White marble and black granite are, in any case, alien to our landscape. Graves in the most beautiful country churchyards in England are of limestone and Welsh slate, which our masons no longer supply. And the most beautiful carving is done with a hammer and chisel, which the approved masons cannot do, which is why our lettering is sand-blasted, which then has to be coloured, because it is not deep enough to show up on its own.

For a while, I tried going along with the conventions. At the same time, I kept trying to compose a clever inscription and laying it out like a piece of graphic design. Then I realised what I was doing wrong: I was treating the design as if it was a page of text. It is not. A headstone is a marker in the ground, perhaps the earliest form of human announcement. It should not resemble a book. It should be what it is — a megalith or menhir. And the lettering should not resemble calligraphy or typography but something more primitive.

At that point, I stopped trying to love art deco and started looking for a sculptor. “Don’t waste your time,” people said. “The United Synagogue is immovable on things like this.” They were wrong.

I contacted the US Burial Society and asked exactly what they wanted. Four things, they said. The initials pay nun (for “here lies”), the name of the deceased in Hebrew, the Hebrew date of death, and either the five-letter acronym taf nun tsadiy bet hay (“may his soul be bound up in the bond of eternal life”) or the word shalom. That was it.

I then contacted the very excellent head of burials, Melvyn Hartog, for technical details on how headstones are installed, and to ask whether there were any halachic objections to doing without a ledger at the base and to employing an independent sculptor.

He was neutral about who cut the stone as long as the sculptor worked alongside one of the three licensed firms, and raised no objection to the area above the grave being marked just by curbstones.

What followed was exhausting but relatively straightforward: finding the right artist, selecting a suitable stone, deciding what shape the stone should be, reducing the number of words to a minimum, and determining an appropriate style of lettering.

Luckily I discovered the wonderful Lois Anderson, a Scottish sculptor working in London. She recommended a grey Caithness sandstone, which looks very much like slate, and we agreed that the face should be rough and not polished.

I then researched simple, gestural English and Hebrew letter-forms. I wanted shapes that matched each other, were suited to the movement of the chisel, and did not have the flavour of fonts designed for print.

Lois responded brilliantly. In spite of having never carved Hebrew before, she loved learning the nuances of our writing and got results that are almost biblical.

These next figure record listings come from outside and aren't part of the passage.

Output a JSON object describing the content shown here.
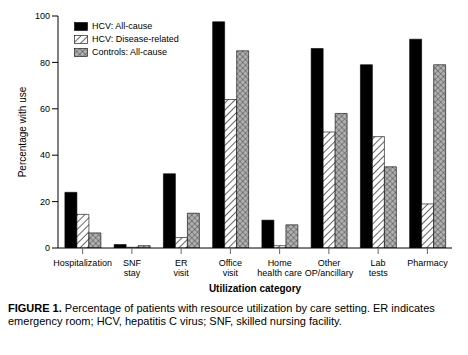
{
  "chart_data": {
    "type": "bar",
    "caption_label": "FIGURE 1.",
    "caption": "Percentage of patients with resource utilization by care setting. ER indicates emergency room; HCV, hepatitis C virus; SNF, skilled nursing facility.",
    "x_label": "Utilization category",
    "y_label": "Percentage with use",
    "categories": [
      "Hospitalization",
      "SNF stay",
      "ER visit",
      "Office visit",
      "Home health care",
      "Other OP/ancillary",
      "Lab tests",
      "Pharmacy"
    ],
    "series": [
      {
        "name": "HCV: All-cause",
        "color": "#000000",
        "values": [
          24,
          1.5,
          32,
          97.5,
          12,
          86,
          79,
          90
        ]
      },
      {
        "name": "HCV: Disease-related",
        "color": "#ffffff",
        "values": [
          14.5,
          0.3,
          4.5,
          64,
          1,
          50,
          48,
          19
        ]
      },
      {
        "name": "Controls: All-cause",
        "color": "#b0b0b0",
        "values": [
          6.5,
          1,
          15,
          85,
          10,
          58,
          35,
          79
        ]
      }
    ],
    "ylim": [
      0,
      100
    ],
    "yticks": [
      0,
      20,
      40,
      60,
      80,
      100
    ],
    "grid": false,
    "legend": "upper left"
  }
}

I am delighted. As for my father, he would have been glad we did not have to pillage the Apennines and that the amount of stone laid on top of him was minimal. Instead of a plinth, the space inside the curbstones has been filled with loose earth, on which we scattered wildflower seeds after the consecration.

Having said that the United Synagogue’s approved firms were limited in their choice of designs, I wish to pay tribute to the two I initially went to for help and the one I eventually worked with to get the stone set. They were wonderfully supportive throughout.

Only one thing worried them about the design — that rabbits, the plague of British cemeteries, might burrow into the soil inside the curbstones and colonise it.

At first, I suggested laying a metal mesh below the soil, then decided to let nature take its course. The idea of his grave becoming a warren to little bunnies would have pleased my father no end. And so, after so much art deco, we’ve ended up with “art eco”. It’s a step back and a step forward all at the same time.